Friday, 26 February 2010
Rise of the renunciate
The weight of posessions. Whether you drag them or carry them. When they merely surround you, they only suffocate your soul slowly. When you're travelling they scream at your arms and stab your back. And weigh on your mind at the thought of moving or the sight of steps. Even the convenience of wheels is a pain. Your whole navigation is trained as you look for the smoothest surfaces, the
shortest route, the elevators. You are self-disabled.
Luxuries become agonies, and the trials of travelling shed them as a runner sheds fat. In bursts of enlightment the unnecessary extras are wrapped up as generosity to unwitting acquintances, left in hotel rooms for cleaners, or fed into dustbins with the rest of waste. While the consumer impulses whittle to nothing but fantasies for food and drink. Tobacco. Newspapers replace books. Only that which can be ingested, excreted, discarded or are desired. You develop a taste for the weightless. An automatic gasp at the discovery of accidental loss is expelled in a sigh of joy at the realisation of
Like a disciplined mountain climber, without the forethought. This mountain is anything but lonely. Hoards line the slopes with necessities for your pack, deoderants. Getting full? Further up they sell larger bags. Run out of money? Lenders are on hand.
Not even the most absent minded can fail to notice their excesses when they carry it all with them. All excess are tamed by motion.
Travel as the elequent antidote to all lifes ills. Overweight? Walk. Depressed? Take the next train. Biggotted, racist...? Travel broadens the narrowist minds.

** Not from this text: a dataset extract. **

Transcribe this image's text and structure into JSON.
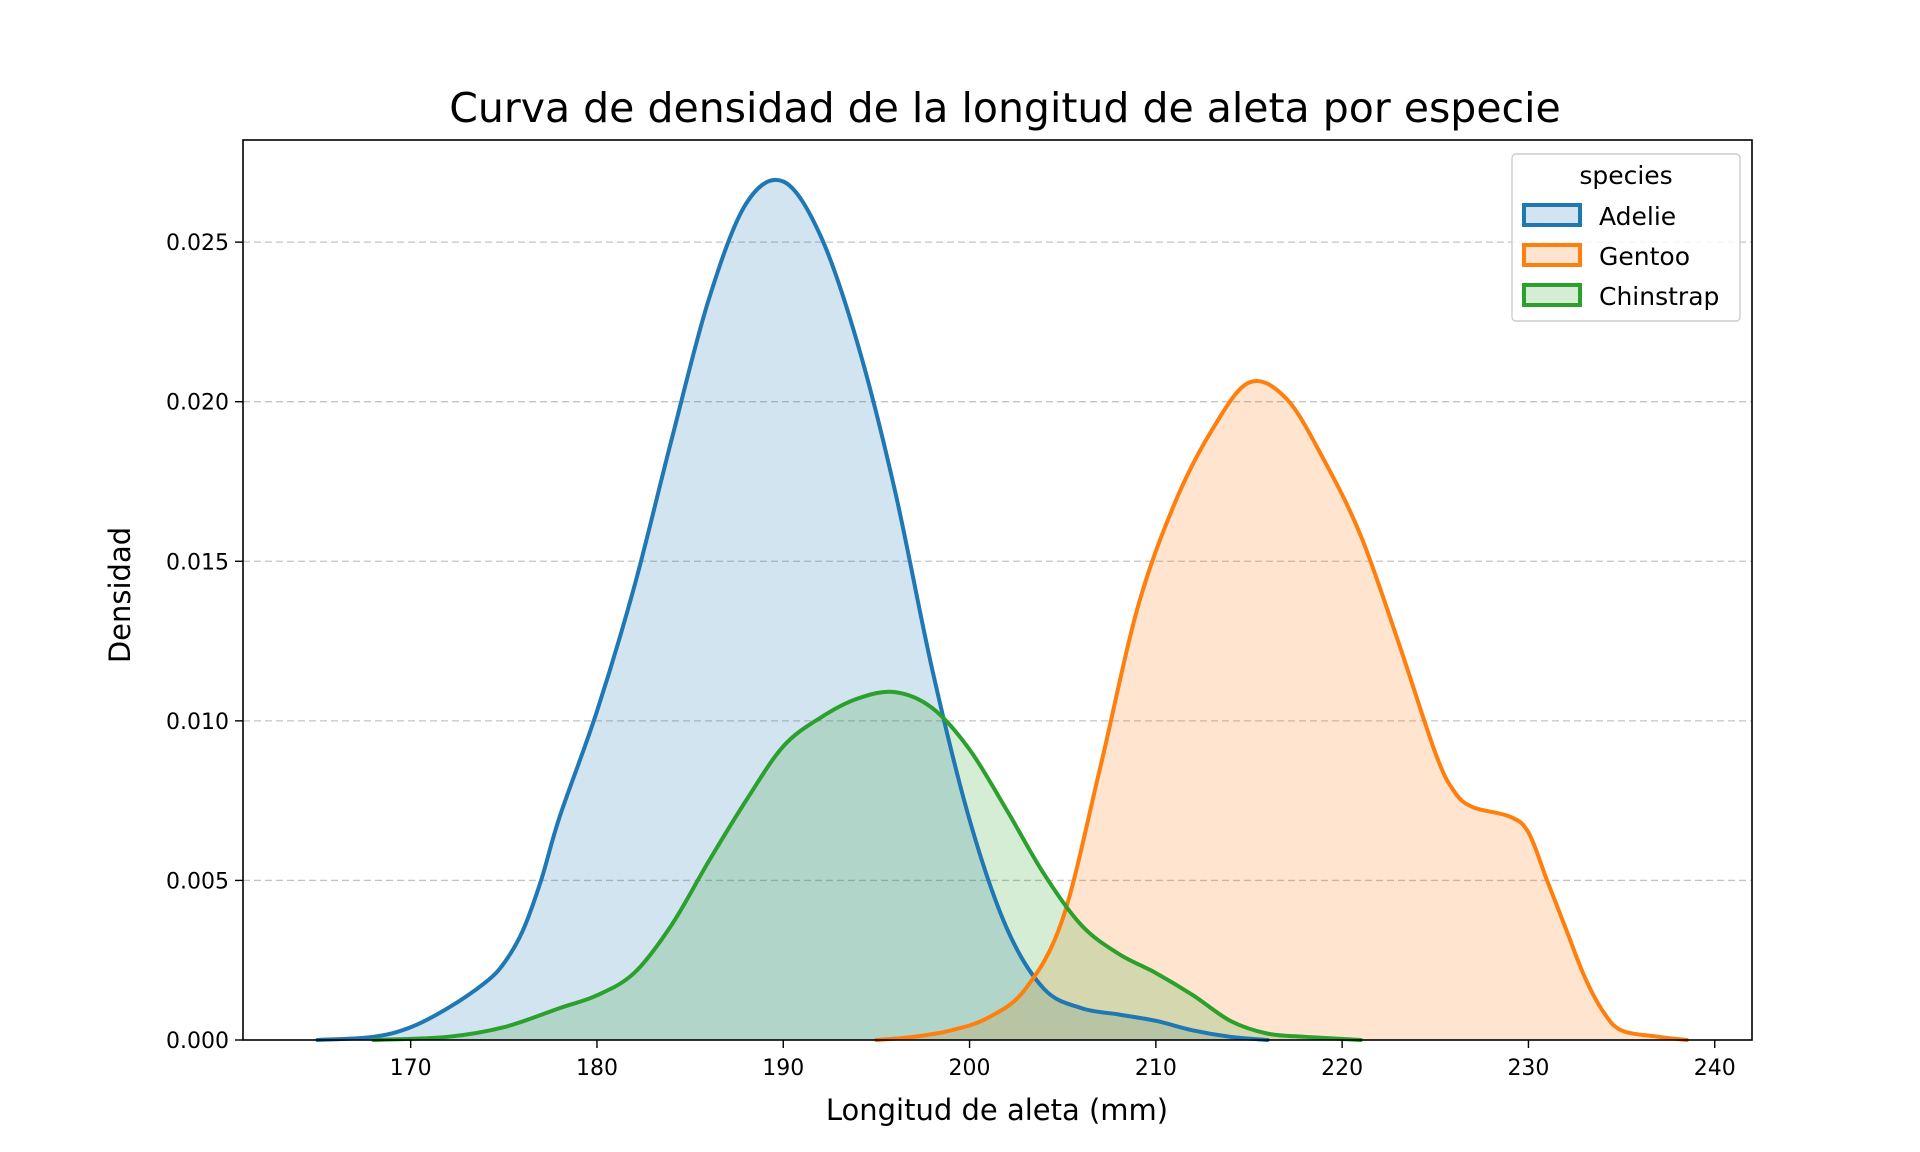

The solution is consistent motion. The mystified questions of those with matted roots when a tumbleweed goes by is testament to. Preserve precious momentum.
Wings fold only when they enter the home. All decisions are informed. If in doubt choose less.
Partly inspired by Up in the Air, and partly forced to by another flight I have reduced again. Out go luxuries like the extra pair of trousers, I'll double-day on the underwear so I can get down to four
Soon I will be down to the absolute minimum: guitar, laptop and CDs. It's still my dream to get down to just a passport and a credit card.
Travelling is quite a sedantry lifestyle. You wait for the bus to sit on the train to slouch in the taxi to hunch in a cafe over the internet and then putting my feet up in the venue before the show, folliwed by a good lie down in the hotel. Standing up on stage really goes against the grain. In that you have to go out of your way to get some exercise, it's like most modern lives.